Ilustrasi kekerasan seksual

TRIBUNMATARAMAN.COM - Seorang kiai yang didakwa melakukan pencabulan terhadap 3 santriwati di sebuah pondok pesantren di Kabupaten Lumajang, Jawa Timur, dijatuhi vonis penjara selama 5 tahun dan 5 bulan. 

Vonis ini dibacakan hakim PN Lumajang, Selasa (20/12/2022) kemarin

"Persidangan dilakukan pada Selasa kemarin. Terdakwa divonis bersalah dan dijatuhi hukuman 5 tahun 4 bulan," ujar Kasipidum Kejari Lumajang, Mirzantio Erdinanda, Rabu (21/12/2022).

Dia mengatakan, vonis tersebut lebih ringan dari tuntutan jaksa yakni 8 tahun penjara.
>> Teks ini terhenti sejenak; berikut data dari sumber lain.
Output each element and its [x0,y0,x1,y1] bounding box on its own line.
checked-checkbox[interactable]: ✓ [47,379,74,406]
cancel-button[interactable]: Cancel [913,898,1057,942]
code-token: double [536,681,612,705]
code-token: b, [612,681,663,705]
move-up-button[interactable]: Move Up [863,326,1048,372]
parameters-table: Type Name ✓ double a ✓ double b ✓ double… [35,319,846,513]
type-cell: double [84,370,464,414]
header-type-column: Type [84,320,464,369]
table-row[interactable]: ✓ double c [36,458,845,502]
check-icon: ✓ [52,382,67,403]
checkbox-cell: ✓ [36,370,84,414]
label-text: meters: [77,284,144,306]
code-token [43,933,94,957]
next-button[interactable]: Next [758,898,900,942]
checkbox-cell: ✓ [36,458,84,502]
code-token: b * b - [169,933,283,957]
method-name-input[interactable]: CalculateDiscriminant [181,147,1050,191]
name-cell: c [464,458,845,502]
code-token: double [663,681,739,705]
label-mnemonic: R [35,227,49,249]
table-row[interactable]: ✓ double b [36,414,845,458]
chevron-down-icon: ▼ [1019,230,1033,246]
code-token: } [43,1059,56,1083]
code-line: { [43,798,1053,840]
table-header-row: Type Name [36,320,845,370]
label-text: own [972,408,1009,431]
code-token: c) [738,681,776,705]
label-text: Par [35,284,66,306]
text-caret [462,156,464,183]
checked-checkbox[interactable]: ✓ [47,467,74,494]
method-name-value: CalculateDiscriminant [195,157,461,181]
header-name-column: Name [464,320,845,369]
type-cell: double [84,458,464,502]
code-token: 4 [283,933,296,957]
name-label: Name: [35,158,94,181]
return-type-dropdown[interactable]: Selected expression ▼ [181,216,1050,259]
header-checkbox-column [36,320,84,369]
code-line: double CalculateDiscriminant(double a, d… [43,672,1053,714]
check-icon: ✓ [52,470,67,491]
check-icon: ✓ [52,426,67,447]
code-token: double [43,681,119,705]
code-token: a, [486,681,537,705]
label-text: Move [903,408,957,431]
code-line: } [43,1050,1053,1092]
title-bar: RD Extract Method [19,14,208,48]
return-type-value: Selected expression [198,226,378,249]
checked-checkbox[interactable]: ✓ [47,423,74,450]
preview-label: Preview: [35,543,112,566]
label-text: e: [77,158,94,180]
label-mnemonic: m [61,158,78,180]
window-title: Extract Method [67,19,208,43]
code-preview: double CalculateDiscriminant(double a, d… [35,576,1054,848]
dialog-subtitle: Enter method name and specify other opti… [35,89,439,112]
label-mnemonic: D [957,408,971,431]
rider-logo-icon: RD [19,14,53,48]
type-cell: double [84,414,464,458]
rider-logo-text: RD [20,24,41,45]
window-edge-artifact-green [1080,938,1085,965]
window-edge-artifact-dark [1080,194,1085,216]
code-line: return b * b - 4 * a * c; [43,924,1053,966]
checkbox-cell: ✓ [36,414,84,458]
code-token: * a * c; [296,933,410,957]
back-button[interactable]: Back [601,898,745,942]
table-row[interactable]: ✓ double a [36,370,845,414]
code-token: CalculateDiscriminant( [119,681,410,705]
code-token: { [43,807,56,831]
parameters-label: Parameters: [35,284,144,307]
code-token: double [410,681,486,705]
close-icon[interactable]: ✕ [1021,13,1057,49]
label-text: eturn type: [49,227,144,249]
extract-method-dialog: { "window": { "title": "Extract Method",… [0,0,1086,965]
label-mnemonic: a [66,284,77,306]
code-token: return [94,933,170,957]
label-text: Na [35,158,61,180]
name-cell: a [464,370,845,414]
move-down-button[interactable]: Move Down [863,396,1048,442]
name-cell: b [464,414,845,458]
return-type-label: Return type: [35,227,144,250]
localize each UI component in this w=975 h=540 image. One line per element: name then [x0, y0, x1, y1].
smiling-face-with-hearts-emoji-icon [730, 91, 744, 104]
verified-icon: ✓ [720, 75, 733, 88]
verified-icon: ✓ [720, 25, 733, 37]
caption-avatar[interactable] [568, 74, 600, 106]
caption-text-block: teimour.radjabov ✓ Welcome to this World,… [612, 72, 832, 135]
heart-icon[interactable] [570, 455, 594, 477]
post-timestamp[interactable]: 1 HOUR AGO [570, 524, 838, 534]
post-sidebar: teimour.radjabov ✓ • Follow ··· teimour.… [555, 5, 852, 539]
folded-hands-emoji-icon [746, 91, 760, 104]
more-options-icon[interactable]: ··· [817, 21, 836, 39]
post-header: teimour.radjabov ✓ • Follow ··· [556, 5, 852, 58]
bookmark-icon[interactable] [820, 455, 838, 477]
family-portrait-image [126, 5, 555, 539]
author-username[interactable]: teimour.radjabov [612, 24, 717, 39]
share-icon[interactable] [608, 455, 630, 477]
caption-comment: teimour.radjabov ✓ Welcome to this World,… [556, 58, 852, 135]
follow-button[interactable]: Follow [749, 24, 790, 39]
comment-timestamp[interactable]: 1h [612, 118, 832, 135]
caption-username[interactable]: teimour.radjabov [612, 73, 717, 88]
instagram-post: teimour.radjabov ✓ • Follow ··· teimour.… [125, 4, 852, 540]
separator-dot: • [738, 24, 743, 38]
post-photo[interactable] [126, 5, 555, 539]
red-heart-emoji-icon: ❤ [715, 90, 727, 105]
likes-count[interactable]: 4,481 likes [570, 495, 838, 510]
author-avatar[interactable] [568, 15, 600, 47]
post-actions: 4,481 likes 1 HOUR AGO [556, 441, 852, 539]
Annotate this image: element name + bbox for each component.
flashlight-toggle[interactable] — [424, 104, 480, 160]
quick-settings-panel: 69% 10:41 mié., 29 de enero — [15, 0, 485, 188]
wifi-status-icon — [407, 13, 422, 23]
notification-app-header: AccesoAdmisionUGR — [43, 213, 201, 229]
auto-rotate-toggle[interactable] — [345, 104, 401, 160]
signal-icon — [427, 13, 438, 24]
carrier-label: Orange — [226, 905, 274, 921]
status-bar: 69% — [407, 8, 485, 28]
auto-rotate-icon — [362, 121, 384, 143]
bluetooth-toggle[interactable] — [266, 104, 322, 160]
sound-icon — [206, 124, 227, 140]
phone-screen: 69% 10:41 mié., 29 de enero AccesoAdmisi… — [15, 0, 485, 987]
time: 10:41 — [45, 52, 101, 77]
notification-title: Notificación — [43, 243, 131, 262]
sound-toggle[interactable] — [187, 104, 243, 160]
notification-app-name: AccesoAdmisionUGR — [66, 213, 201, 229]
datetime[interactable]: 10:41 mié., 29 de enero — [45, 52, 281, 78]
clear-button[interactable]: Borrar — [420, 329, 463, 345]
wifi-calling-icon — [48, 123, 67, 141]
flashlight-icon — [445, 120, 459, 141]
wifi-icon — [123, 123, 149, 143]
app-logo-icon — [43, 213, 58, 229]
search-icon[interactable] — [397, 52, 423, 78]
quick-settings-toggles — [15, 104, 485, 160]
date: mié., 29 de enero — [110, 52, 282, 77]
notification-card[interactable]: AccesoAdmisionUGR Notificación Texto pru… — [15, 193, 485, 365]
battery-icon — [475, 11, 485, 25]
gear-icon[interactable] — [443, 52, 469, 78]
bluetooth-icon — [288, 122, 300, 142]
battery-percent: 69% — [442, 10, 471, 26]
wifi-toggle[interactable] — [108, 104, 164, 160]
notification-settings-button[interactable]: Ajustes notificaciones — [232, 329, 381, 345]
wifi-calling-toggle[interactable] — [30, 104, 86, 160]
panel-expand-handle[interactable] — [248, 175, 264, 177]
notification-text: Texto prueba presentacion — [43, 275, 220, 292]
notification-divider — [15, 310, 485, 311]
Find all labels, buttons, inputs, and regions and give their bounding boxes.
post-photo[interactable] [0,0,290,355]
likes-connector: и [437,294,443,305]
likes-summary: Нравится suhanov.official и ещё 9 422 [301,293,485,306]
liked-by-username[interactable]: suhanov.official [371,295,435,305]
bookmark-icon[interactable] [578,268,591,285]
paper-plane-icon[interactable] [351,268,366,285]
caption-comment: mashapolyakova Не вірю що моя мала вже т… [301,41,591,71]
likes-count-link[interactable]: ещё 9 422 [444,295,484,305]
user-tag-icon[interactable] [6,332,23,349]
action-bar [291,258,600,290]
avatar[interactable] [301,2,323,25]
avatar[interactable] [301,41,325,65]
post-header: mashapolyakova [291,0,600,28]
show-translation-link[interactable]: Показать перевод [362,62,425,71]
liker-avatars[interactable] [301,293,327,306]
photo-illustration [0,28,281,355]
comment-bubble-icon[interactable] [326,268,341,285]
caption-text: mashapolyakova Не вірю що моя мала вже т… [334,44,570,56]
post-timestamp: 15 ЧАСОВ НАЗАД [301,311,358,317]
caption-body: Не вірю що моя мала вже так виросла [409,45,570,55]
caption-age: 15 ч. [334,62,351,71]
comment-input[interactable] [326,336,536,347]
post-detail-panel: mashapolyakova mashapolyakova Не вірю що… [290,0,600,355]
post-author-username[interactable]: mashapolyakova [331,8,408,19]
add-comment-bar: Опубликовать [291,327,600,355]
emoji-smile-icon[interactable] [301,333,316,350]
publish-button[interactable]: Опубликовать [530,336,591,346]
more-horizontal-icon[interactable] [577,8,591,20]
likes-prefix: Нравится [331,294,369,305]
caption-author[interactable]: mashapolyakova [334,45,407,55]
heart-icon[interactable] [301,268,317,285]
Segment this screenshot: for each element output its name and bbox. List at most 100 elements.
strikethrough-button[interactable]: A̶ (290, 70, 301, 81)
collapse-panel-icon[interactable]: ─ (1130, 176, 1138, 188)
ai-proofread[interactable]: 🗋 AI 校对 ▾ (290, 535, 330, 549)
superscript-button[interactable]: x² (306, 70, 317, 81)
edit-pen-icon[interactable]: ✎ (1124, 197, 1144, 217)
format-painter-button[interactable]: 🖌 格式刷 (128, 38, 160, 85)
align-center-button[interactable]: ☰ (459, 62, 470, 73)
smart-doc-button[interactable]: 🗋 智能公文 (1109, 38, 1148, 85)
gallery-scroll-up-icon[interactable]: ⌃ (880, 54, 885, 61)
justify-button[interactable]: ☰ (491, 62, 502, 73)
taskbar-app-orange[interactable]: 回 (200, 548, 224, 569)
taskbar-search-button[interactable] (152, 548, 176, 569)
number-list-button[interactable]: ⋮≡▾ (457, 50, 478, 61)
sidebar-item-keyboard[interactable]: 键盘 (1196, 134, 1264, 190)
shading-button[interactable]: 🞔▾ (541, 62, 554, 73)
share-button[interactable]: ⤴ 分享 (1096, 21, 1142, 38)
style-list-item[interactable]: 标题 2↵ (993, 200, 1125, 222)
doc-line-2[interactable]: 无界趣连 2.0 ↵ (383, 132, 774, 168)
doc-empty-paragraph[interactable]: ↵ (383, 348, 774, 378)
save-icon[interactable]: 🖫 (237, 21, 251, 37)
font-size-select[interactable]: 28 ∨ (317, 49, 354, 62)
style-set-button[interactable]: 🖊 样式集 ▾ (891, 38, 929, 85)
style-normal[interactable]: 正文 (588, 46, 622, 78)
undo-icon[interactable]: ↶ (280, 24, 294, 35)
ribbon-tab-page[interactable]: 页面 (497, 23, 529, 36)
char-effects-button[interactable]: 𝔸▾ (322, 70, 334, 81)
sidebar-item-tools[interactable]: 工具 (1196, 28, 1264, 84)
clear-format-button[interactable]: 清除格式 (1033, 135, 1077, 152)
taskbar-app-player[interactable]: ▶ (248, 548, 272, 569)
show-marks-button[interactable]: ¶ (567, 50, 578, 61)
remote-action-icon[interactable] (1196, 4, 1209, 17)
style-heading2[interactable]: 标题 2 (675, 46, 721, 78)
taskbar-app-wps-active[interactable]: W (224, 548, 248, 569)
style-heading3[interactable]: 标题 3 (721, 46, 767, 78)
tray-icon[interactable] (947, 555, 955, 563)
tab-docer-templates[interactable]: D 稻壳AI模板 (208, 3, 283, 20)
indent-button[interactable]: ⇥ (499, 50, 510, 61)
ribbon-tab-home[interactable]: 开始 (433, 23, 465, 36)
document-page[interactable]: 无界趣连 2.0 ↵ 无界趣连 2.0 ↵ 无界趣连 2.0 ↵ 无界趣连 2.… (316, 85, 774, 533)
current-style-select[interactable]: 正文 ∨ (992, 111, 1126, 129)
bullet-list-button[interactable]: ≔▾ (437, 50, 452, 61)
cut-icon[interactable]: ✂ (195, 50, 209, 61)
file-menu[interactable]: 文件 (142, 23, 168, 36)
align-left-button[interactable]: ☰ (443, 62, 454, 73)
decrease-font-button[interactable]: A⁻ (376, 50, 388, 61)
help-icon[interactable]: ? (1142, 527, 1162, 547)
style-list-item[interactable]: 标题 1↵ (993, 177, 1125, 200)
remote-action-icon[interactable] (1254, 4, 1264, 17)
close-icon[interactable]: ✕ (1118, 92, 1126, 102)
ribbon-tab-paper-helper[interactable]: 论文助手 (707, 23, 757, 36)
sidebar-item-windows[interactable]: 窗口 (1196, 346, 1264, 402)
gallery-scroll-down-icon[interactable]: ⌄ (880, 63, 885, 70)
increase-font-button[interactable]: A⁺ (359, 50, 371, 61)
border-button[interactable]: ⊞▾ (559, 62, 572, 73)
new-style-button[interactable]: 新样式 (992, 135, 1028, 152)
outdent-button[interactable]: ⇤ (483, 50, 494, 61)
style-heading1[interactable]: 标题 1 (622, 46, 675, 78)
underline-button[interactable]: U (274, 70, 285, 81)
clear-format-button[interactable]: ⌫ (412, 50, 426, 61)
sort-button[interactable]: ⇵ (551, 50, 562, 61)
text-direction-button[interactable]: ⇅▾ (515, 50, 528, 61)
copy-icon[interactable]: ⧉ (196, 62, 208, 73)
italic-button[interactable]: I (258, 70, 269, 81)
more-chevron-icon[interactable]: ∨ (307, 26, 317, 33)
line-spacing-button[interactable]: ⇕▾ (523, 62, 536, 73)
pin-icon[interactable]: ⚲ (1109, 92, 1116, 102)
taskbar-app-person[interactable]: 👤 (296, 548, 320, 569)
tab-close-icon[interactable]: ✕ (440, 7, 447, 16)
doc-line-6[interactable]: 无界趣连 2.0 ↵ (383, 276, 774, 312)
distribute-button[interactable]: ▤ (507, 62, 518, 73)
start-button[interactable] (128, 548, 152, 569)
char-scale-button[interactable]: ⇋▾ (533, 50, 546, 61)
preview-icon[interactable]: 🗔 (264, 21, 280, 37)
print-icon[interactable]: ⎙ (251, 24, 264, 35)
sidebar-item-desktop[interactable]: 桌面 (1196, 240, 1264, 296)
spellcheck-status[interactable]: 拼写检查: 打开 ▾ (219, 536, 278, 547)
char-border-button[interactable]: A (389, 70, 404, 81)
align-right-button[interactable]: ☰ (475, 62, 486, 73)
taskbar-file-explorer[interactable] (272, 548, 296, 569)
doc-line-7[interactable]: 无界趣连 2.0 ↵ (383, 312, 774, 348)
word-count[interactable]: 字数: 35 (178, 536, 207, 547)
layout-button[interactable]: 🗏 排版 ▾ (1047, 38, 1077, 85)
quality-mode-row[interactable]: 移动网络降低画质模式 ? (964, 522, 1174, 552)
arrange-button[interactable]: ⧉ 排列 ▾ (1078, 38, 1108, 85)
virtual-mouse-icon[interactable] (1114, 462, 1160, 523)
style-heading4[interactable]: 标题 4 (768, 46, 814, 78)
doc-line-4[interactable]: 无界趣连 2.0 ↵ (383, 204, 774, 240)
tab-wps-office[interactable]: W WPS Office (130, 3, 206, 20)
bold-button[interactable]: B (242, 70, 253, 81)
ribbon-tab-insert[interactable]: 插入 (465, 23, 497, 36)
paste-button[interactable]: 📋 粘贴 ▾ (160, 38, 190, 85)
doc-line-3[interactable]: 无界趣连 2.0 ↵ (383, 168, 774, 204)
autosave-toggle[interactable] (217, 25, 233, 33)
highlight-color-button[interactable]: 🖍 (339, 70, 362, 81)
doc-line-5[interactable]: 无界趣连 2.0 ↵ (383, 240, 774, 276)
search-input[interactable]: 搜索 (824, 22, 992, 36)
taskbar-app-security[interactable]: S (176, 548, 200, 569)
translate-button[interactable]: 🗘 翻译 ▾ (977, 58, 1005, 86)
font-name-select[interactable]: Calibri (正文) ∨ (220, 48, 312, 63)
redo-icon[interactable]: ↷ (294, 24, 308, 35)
Mirzantio menambahkan, terdakwa yang berinisial FN juga dikenai hukuman denda sebanyak Rp 1 miliar akibat perbuatan asusila tersebut.

"Pidana dendanya Rp 1 miliar dengan subsider 2 bulan. Artinya jika terdakwa tidak membayar denda tersebut maka hukumannya akan bertambah 2 bulan," ungkap Mirzantio.

Terakhir, Mirzantio menyatakan jika sikap hukum terdakwa menanggapi putusan tersebut belum sepenuhnya nenerima.

"Sikap terdakwa masih pikir-pikir," ungkapnya.

Kronologi

Kasus ini terjadi pada Mei 2022 silam. 

Saat itu, warga kecamatan Kedungjajang, Lumajang, menggeruduk pondok pesantren yang diasuh kiai tersebut. 

Bahkan ada yang melempari rumah pengasuh ponpes berinisial FN dengan batu.

Amukan massa ini mengakibatkan jendela kaca rumah FN pecah.

Banyaknya jumlah massa yang datang, membuat seluruh penghuni ponpes ketakutan.

Amukan warga dipicu oleh adanya tiga santriwati  yang mengaku mengalami pelecehan seksual saat menimba ilmu di ponpes itu.

Pelecehan seksual dilakukan FN dengan modus meminta pijat.

Tiga korban yang dilecehkan ini semuanya masih berusia di bawah umur. Masing-masing berusia 13,14, dan 16 tahun. 

Dugaan perbuatan pelecehan seksual ini terjadi sekitar bulan Januari-Maret 2022. Hal tersebut mulai tercium setelah hari libur Lebaran berakhir, kabarnya salah seorang korban enggan kembali ke ponpes.

Sikap santri inilah yang menjadi awal mula dugaan kasus pelecehan seksual tersebut mencuat. Salah seorang korban melaporkan yang dialaminya kepada orang tuanya.